It didn’t speak to my heart and I didn’t feel like I was making a difference. I knew that I deserved better, I deserved MORE. I always had high expectations for myself and my relationships, so why was I finding myself complacent accepting “not that great” for my career.
Once I accepted that I needed a change, which to me was the hardest decision, my mind was set. And let me tell you, I wanted to have a Jerry McQuire-esque moment where I left in a blaze of glory, but the reality was it was less dramatic and slightly more gracious of an exit.
This all leads to this momentous chapter I’m in now. February 1, 2018 started this new chapter in this weird and odd book called ‘Life.’ I said good bye to corporate America and hello to entrepreneurship and self exploration.
It’s exhilarating, overwhelming and also a lot of just figuring *ish out. Most days I can be found in workout clothes hanging with my assistant, Zoe. (Full disclosure: Zoe is my dog and she’s a terrible assistant.)
In my first week, I have been on task and on schedule. We all know it’s a slippery slope to finding yourself in the Netflix black hole where you realize you’re 5 hours deep into Grace and Frankie.
I’m grateful beyond words that I have this time to focus to stop, reflect and create a plan of complete world domination. Or at least domination in my realms of photography and hair care.
I am working professionally as a family and maternity photographer in Jacksonville, Florida alongside my amazingly talented boyfriend (he’s a photoshop ninja and talented 3D artist @shredographer) and I have my own franchise where I get to change people’s hair and lives every day.
Photography is my creative outlet these days, but learning to nurture my own business is bringing me so much joy. I get satisfaction not just from helping my customers overcome their biggest hair challenges and get the best and healthiest hair of their life, but I also get to recruit bomb-ass women to my team and link arms with them, helping them create the success of their own company alongside me.
My heart is overflowing with gratitude that THIS is my life now. I almost have to pinch myself sometimes. Yes, I get overwhelmed with prioritizing my never ending to-do list, but I am creating my success on my terms, my way. Isn’t that what it’s all about?
In my nearly 32 years of life, I’ve held the title of door to door sales woman, news anchor, reporter, writer, editor, photographer.

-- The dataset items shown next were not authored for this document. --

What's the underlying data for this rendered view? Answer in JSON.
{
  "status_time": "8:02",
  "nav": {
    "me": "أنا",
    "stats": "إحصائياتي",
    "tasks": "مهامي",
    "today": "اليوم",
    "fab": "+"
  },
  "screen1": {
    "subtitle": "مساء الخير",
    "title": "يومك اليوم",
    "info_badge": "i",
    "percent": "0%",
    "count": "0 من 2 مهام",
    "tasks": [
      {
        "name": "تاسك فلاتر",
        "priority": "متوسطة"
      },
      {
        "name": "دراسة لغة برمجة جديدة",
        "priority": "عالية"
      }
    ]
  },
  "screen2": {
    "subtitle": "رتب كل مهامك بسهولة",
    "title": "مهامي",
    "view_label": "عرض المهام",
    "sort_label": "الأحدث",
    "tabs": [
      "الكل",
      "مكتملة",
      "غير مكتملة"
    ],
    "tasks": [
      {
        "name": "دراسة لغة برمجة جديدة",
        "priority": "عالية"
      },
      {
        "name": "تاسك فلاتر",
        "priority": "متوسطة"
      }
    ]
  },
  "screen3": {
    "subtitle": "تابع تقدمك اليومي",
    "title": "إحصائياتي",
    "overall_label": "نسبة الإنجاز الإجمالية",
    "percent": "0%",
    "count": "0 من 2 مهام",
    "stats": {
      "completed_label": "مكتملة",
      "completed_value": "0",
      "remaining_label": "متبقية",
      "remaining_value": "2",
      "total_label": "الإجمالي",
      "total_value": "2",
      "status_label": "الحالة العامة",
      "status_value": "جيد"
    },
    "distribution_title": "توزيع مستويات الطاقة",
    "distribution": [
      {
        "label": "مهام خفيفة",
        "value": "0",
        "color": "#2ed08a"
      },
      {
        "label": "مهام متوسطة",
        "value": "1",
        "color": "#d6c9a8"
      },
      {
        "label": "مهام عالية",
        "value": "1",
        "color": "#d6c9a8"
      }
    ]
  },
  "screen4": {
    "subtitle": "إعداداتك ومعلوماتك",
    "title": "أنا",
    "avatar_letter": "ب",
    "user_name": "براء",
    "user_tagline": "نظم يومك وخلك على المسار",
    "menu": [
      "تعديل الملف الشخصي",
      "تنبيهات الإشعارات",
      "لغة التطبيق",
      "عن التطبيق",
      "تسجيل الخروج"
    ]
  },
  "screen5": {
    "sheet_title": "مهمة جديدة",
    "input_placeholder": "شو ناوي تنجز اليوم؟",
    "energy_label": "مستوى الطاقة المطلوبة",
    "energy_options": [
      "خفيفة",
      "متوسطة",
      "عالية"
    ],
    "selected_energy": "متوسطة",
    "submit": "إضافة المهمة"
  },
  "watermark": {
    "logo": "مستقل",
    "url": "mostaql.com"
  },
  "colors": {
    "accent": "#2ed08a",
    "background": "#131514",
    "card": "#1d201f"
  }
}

I’ve sold elevators and now I sell shampoo.
Finding your life’s purpose isn’t easy. It takes tenacity, self introspection and time. It shouldn’t be rushed. I hope you realize that each job title, each stepping stone, each journey is leading you to the person you are destined to be.
I pray that you find your path the way that I have found mine. Remember, sometimes shit happens so the shift can happen.